CASCDR + Data Buffets Update #7: Storage Service Now Live!📦🚀🤠👍
As the hackathon draws to a close, we're still feeling inspired to add more features & capabilities! Shout out to @CoachChuckFF for leading the way on this one!
Today we are announcing the MVP of a new storage service that allows users to store arbitrary plaintext data in exchange for sats. That service can be tested on our test viewer client (source code) that can be the resource for creating any new NIP105 client!
How Does Storage Fit Into the Big Picture 📦🤔 - Part 1 Workflows Use Case:
While on the surface mundane, having the ability store data has some major implications. Fundamentally, there are three basic classes of services we could offer
(1) Data Collection: such as web scraping, downloading, survey automation etc. (a good example of this class is our Yitter Youtube downloader service)
(2) Data Processing: taking in one form of data and transforming it somehow for example using LLMs to reason/process, Whisper for voice to text transcriptions or Image2Text - taking in an image and being able to reason about that.
(3) Data Storage: while the least sexy of the three, still crucial for building stable, scalable applications.
We predict that storage will play a critical role in future developments in any decentralized computing ecosystem. The ability to pay for and make use of storage is needed in order to make apps scalable and efficient in numerous use cases. Let's illustrate with an example.
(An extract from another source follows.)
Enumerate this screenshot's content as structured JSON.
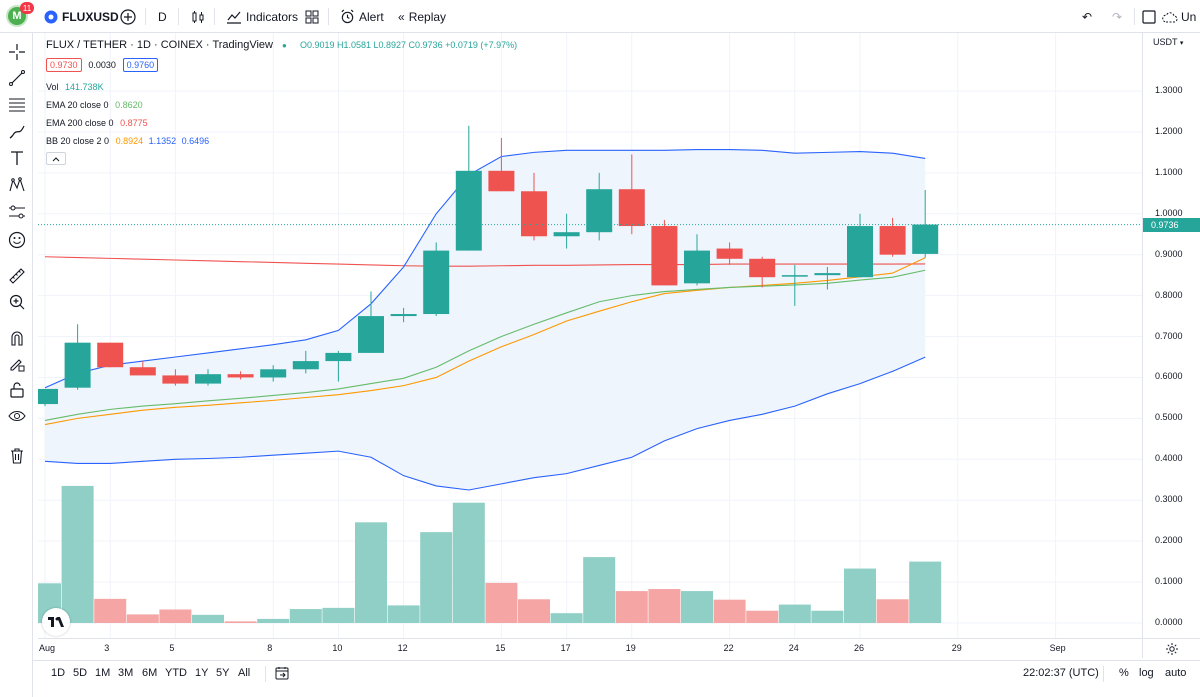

Illustrating The Power of Storage with an Example
Suppose we want to train an LLM to take on the Knowledge Base of disparate sources of information such as our company wiki, website and social media profiles. Suppose we also want that knowledge base to evolve over time and periodically retrain the model so that it is up to date with the latest information. We may wind up with a workflow something like the following:
When the workflow runs the first time it must collect the entire corpus of data which would be intensive. A necessary evil.
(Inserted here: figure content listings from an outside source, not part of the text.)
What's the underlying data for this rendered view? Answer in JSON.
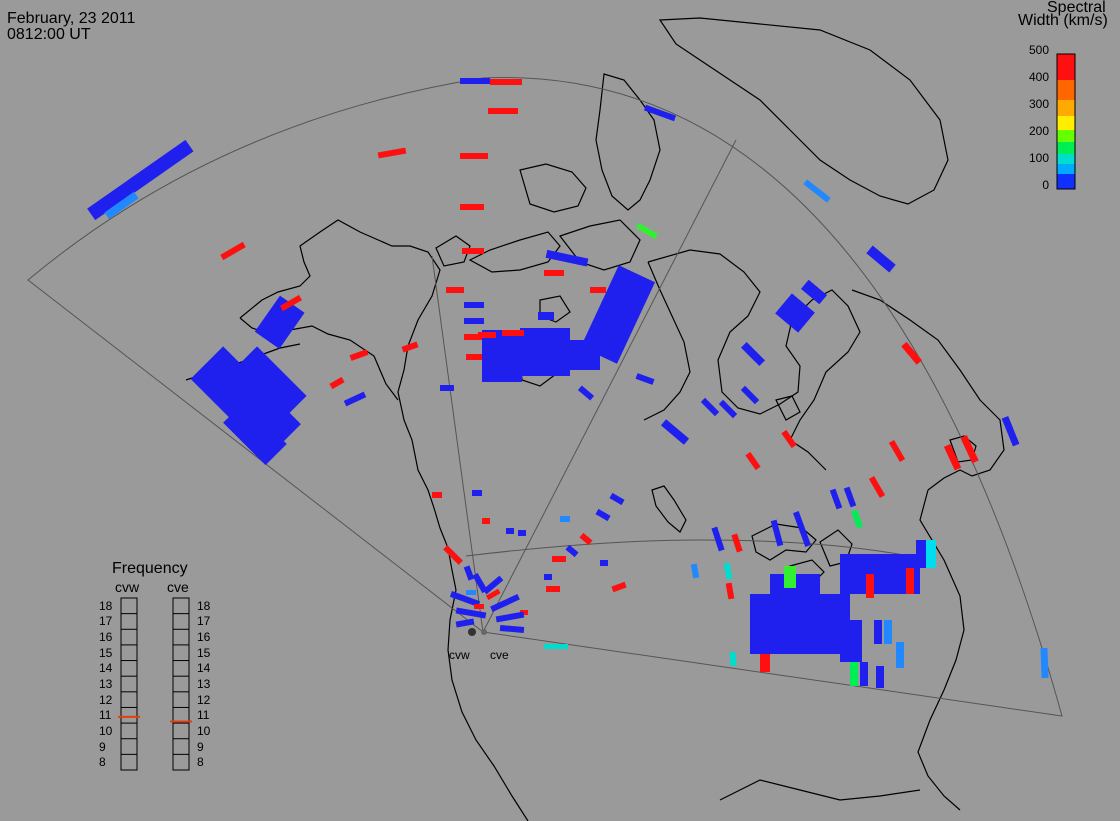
{
  "header": {
    "date": "February, 23 2011",
    "time": "0812:00 UT"
  },
  "legend": {
    "title_line1": "Spectral",
    "title_line2": "Width (km/s)",
    "ticks": [
      "500",
      "400",
      "300",
      "200",
      "100",
      "0"
    ],
    "colors": [
      "#ff0000",
      "#ff4000",
      "#ff9900",
      "#ffee00",
      "#66ff00",
      "#00ee44",
      "#00eeaa",
      "#00ccff",
      "#0066ff",
      "#0000ff"
    ]
  },
  "frequency": {
    "title": "Frequency",
    "stations": [
      "cvw",
      "cve"
    ],
    "levels": [
      "18",
      "17",
      "16",
      "15",
      "14",
      "13",
      "12",
      "11",
      "10",
      "9",
      "8"
    ],
    "cvw_value": 10.9,
    "cve_value": 10.6,
    "marker_color": "#e04010"
  },
  "radars": [
    "cvw",
    "cve"
  ],
  "colors": {
    "background": "#9a9a9a",
    "coast": "#000000",
    "fov": "#555555",
    "blue": "#2020ee",
    "red": "#ff1010",
    "cyan": "#00ddee",
    "green": "#33ee33",
    "lightblue": "#2288ff"
  }
}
When it comes to updating the model based on new data however, we incur a huge efficiency penalty if we lack a storage mechanism. Without it, we are forced to recollect all the same data just like the first time. Instead, with storage we lower the burden and only bother ourselves with pulling the latest data and benefit from efficiency gains proportional to the stock of old data versus the flow of new data:
Clearly, we can see this has the potential to conserve a vast amount of resources (and sats) while still achieving the original goals we set out to. While not as exciting as other services, the storage service is clearly an essential ingredient in workflows like these.
How Does Storage Fit Into the Big Picture? Part 2 - The Future of Nostr Relay Management:
As of right now relay management while challenging has been more straightforward due to the fact that the nostr user base is relatively small. As it hopefully continues to grow, there will need to be a solution that addresses the massive increase in the collective user data footprint. Lightweight Storage as a Service APIs exchanged over sats could play a critical role in helping nostr meet the challenges that come with running a relay at scale.